Net Operating Income (NOI) is an essential part of your business to understand. Once you’ve been doing it for a while it starts to seem so simple, that I catch myself just using it in these articles without giving a good explanation. This article will tell you all about the NOI. If you already grasp this metric, feel free to move to the next article.
So, you made it through the first year owning your new property (or business). Well, your property is really the same thing as a business, and you need to think of it that way. In the first year you took in a bunch of money and you paid out a bunch of money. Let’s look at a simple 8-unit building which we will call SunnySide Apartments. We’ll generate a very basic Profit and Loss statement and discuss it.
|SunnySide Apartments Profit and Loss|
|Late Fee||$ 100.00|
|Property Tax||$ 8,000.00|
|Bad Debt||$ –|
|Repairs and Maintenance||$ 5,000.00|
|Net Operating Income||$ 71,900.00|
|Debt Service||$ 50,000.00|
|Capital Expenditure||$ 5,000.00|
|Investor Dividend||$ 1,000.00|
|Cash Flow||$ 15,900.00|
SunnySide was purchased on January 1 and you immediately took control. Over the course of the year, you took in rent of $1,000 per unit every month. Multiplied by 8 units over 12 months that gave you 96k income. This building has coin-operated laundry and brought in 1k. You also took in some late fees and had garages all rented at $50 a month. This amazing property had no vacancy over the year, but the profit and loss statement already accounts for this because it is giving you the actuals, not the projection. If you took in less rent due to vacancy or nonpayment of rent, you simply put the amount received into the spreadsheet.
Income on a rental property will only have a few lines because there aren’t very many income streams. Some properties will have income from utility agreements or utility bill-backs, but that’s about it.
Expenses will be a bit longer. The one above is really simplified. This doesn’t represent an actual property, in fact, it’s a pretty nice one for only 8 units. You don’t know how much it was purchased for, which would be important if you were trying to make calculations about how well it is performing, but that’s not important right now. The biggest thing that doesn’t go into expenses is the payment of mortgage. This is always a tough one to wrap your head around because it is an expense.
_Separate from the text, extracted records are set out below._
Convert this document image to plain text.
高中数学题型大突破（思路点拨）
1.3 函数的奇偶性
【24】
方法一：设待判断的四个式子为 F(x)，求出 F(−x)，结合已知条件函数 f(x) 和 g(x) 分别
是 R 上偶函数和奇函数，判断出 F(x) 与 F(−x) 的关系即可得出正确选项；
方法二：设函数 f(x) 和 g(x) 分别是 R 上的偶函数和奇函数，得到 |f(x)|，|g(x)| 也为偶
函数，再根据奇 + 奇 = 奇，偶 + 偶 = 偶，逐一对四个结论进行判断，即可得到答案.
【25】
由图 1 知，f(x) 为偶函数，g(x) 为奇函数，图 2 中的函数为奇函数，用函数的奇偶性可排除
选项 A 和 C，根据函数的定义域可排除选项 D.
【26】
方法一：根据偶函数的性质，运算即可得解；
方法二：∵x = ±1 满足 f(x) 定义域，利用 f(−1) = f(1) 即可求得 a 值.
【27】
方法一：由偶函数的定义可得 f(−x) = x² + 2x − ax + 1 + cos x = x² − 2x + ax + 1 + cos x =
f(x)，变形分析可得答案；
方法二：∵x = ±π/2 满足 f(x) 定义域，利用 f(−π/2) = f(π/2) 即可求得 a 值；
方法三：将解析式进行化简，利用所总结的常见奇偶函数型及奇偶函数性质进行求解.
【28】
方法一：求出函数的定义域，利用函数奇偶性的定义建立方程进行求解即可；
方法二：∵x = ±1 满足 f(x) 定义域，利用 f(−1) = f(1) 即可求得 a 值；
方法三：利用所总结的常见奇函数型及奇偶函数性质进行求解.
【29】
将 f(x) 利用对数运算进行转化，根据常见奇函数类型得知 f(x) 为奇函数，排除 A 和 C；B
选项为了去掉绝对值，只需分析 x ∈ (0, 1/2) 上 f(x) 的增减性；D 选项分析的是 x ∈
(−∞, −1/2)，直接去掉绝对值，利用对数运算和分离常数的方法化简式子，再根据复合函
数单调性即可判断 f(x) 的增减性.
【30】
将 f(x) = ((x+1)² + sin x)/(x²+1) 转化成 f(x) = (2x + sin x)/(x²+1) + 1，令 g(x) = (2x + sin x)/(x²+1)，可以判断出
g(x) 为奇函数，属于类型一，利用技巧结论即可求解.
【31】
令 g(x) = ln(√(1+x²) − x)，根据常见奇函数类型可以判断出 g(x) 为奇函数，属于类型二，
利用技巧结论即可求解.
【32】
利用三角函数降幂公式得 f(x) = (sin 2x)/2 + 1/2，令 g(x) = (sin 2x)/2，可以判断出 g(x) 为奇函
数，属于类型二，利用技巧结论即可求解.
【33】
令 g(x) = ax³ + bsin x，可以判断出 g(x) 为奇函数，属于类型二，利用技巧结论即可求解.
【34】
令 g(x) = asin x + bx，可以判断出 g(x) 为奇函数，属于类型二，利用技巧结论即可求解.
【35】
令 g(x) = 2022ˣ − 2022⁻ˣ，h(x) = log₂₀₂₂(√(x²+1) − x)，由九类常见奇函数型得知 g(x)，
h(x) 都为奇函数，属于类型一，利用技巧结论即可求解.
We discussed the reason back in the Capitalization Rate. I’m sure there is another good accounting reason, but I’m not an accountant.
Once you’ve calculated all your operating income and expenses, you subtract the expenses from income and you are left with the Net Operating Income. You’ll often times hear that NOI is ‘before tax’, which can be confusing. It is after property tax, but before income tax (which doesn’t show up on the above spreadsheet for simplicity). Income tax is tricky because it will be different for everybody and is individualized. Most small or medium real estate projects will utilize pass-through taxation, which means the business itself doesn’t pay taxes, but the tax liability is passed through to the owners to report on their individual tax returns. It is left to the owners to calculate this into their own investment calculations.
Remember NOI is Net Operating Income, so it takes into account only the regular operations of the property. Irregular expenses such as Capital Expenditure and Investor Dividends are taken out after NOI is calculated.
Familiarize yourself with the NOI; it’s one of the basic building blocks to evaluating your deals.